As with most third-person omniscient narratives, Lemarchand's characters aren't fully fleshed out, but it's not surprising there is a great deal of attention to setting; the author once wrote an essay for City and Shore: the Function of Setting in the British Mystery, in which she said
"I wonder why my books are so WHERE dominated...I think the most likely explanation is that I first came to detective fiction in the Golden Age of the 20s and 30s and have ever since been under the spell of the master craftsmen of the period such as Dorothy L Sayers and Freeman Wills Croft. It was their vivid portrayal of the settings in which their impeccable plots unfolded that made the whodunits of this time to absorbing to me. The action was intimately associated with and conditioned by the milieu in which it took place, and this gave it conviction."
Fans of today's faster-paced crime fiction novels may find this book a bit tedious and difficult to wade into, with a heavy emphasis on timetables and a lot of static discussions, but if you stick with it, it's an entertaining nod to the Golden Age complete with the stereotypical small English village, a closed set of characters, rules of fair play and a who-dunnit puzzle.
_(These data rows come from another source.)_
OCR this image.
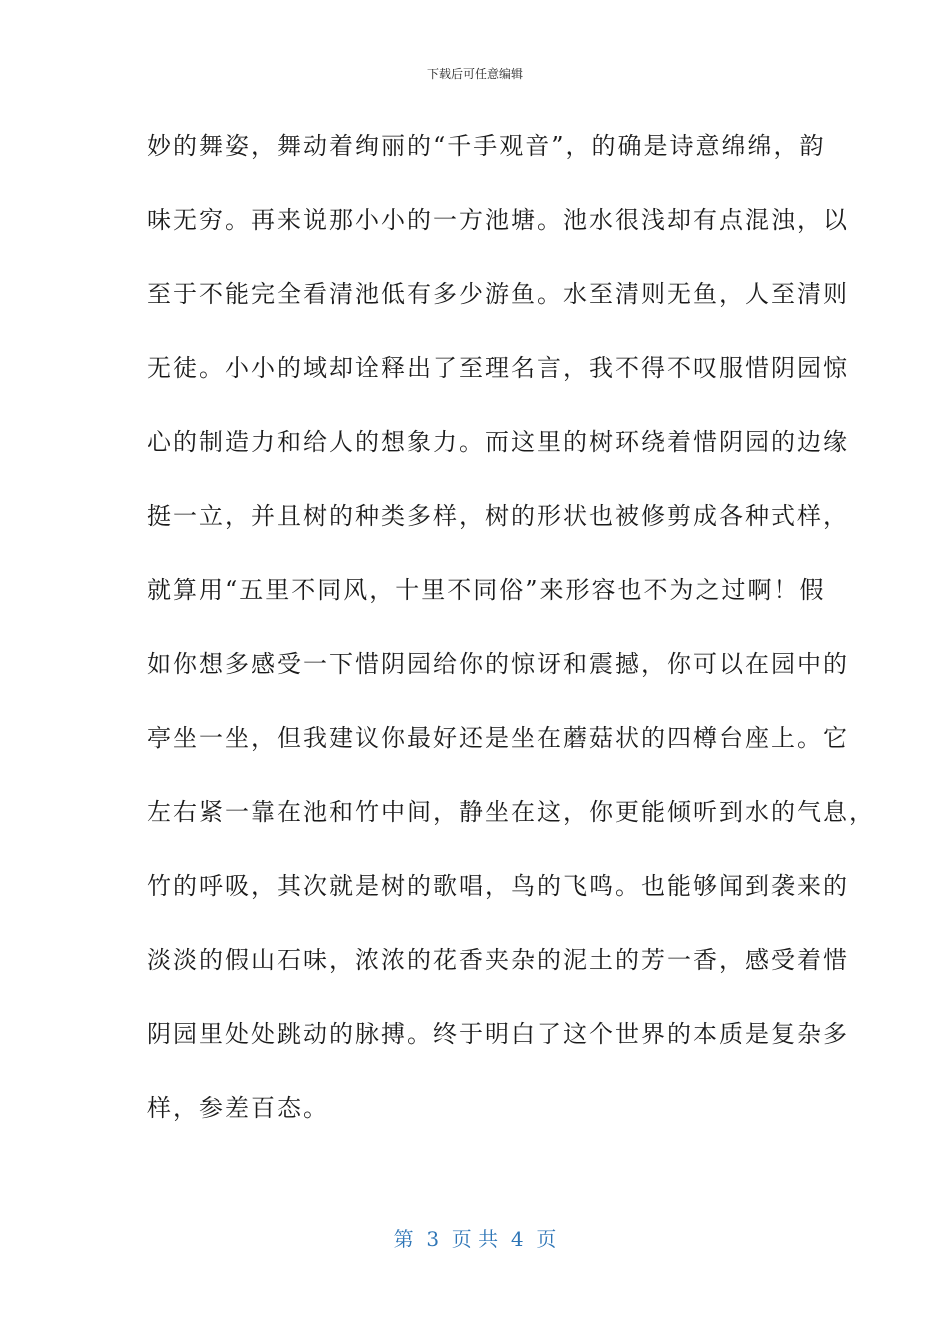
下载后可任意编辑
妙的舞姿，舞动着绚丽的“千手观音”，的确是诗意绵绵，韵
味无穷。再来说那小小的一方池塘。池水很浅却有点混浊，以
至于不能完全看清池低有多少游鱼。水至清则无鱼，人至清则
无徒。小小的域却诠释出了至理名言，我不得不叹服惜阴园惊
心的制造力和给人的想象力。而这里的树环绕着惜阴园的边缘
挺一立，并且树的种类多样，树的形状也被修剪成各种式样，
就算用“五里不同风，十里不同俗”来形容也不为之过啊！假
如你想多感受一下惜阴园给你的惊讶和震撼，你可以在园中的
亭坐一坐，但我建议你最好还是坐在蘑菇状的四樽台座上。它
左右紧一靠在池和竹中间，静坐在这，你更能倾听到水的气息，
竹的呼吸，其次就是树的歌唱，鸟的飞鸣。也能够闻到袭来的
淡淡的假山石味，浓浓的花香夹杂的泥土的芳一香，感受着惜
阴园里处处跳动的脉搏。终于明白了这个世界的本质是复杂多
样，参差百态。
第  3  页 共  4  页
FYI, the BBC Afternoon Plays (1984 - 2002) dramatized Death of an Old Girl, if you ever happen to run across it, although it's probably as hard to find as Lemarchand's book are these days, mostly out of print.
I really enjoyed this series.
Posted by: Gram | May 08, 2015 at 04:30 PM
So glad to hear that, Gram! It's a bit of a shame she got her start so late in life, as it would have been fun to see what other works she might have created with a longer literary career.
Posted by: BV Lawson | May 08, 2015 at 04:58 PM
Bev, this is the sort of mystery I enjoy very much. Am I right in assuming it's completely "fair play"?
Posted by: Richard R. | May 08, 2015 at 07:31 PM
I haven't read all the books, Richard, so I can't swear they are all fair play, but since she was such a fan of Christie, I'm guessing she also followed such rules.